As well as general subjective symptoms that are not necessarily cause for concern, a symptom common at the onset of cataracts is a sensation of dazzling brightness outside on fine days. This is not, however, a sustained symptom, but rather manifests itself only in bright environments. It is believed that this is caused by diffuse reflection of incoming light due to the cloudiness of the crystalline body, and is often characterized by the word "glare."

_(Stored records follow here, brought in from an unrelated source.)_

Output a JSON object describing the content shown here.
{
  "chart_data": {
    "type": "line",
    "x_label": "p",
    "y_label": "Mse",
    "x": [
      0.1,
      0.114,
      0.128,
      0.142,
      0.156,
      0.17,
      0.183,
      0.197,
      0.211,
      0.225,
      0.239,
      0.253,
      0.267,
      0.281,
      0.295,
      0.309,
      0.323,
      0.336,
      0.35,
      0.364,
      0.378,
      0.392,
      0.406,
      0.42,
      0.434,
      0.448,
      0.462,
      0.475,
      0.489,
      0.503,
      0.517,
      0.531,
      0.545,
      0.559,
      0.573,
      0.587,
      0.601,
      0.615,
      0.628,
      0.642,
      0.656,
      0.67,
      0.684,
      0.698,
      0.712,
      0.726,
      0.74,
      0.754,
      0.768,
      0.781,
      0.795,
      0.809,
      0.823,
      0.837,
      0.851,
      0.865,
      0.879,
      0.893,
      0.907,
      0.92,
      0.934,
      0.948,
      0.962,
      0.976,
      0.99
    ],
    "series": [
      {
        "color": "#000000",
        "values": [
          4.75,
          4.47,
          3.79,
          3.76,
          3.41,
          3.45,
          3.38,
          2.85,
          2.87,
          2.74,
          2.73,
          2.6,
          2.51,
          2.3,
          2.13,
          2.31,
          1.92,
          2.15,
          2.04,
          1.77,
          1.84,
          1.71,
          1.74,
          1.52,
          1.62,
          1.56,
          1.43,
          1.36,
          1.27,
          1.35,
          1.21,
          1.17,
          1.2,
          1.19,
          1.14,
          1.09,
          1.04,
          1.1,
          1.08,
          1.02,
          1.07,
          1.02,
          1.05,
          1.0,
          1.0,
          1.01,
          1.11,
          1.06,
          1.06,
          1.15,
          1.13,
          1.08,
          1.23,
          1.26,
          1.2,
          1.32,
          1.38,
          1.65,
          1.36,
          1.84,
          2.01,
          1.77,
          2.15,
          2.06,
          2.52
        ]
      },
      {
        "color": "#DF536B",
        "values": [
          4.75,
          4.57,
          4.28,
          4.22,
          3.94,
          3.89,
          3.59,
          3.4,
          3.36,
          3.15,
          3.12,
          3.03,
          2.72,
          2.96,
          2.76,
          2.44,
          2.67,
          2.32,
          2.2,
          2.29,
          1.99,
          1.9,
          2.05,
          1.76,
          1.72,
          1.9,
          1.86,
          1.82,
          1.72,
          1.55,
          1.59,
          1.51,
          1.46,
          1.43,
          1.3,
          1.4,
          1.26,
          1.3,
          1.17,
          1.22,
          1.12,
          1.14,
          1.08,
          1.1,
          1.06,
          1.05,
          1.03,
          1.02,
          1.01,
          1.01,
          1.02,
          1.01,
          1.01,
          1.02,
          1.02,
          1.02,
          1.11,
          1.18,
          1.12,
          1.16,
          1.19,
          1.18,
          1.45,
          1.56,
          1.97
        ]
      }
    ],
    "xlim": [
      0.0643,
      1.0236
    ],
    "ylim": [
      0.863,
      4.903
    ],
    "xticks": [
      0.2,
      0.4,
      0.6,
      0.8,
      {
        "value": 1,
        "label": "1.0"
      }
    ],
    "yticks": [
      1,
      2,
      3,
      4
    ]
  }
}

Moreover, once the nucleus at the center of the crystalline body becomes cloudy, myopia, or nearsightedness, develops (nuclear cataract), and people suffering from this condition may find that, as a result, the spectacles they have been using no longer match their eyesight. Although very rare, there are cases of people who find that they are able to see objects at close range with the naked eye that they previously needed their spectacles to see clearly. Although such people sometimes mistakenly believe that their eyes have improved, in many cases, this phenomenon may be caused by cataracts.
3. Predisposition to cataracts and prevention
The mechanism that gives rise to the manifestation of cataracts is not yet fully understood.
Nevertheless, as well as cataracts brought on by increasing age, there are a number of other types of cataracts including congenital cataracts and uveitis, which are complicated cataracts that occur along with with diseases of the eyeball, diabetic cataracts, dermatogenic cataracts, (occurring concomitantly with dermatosis such as atopic dermatitis) and steroidal cataracts. In other words, diseases such as these represent risk factors that may exacerbate cataracts. Other risk factors include ultraviolet rays, bruising and smoking.
Avoiding such risk factors is one important way to prevent the onset of cataracts.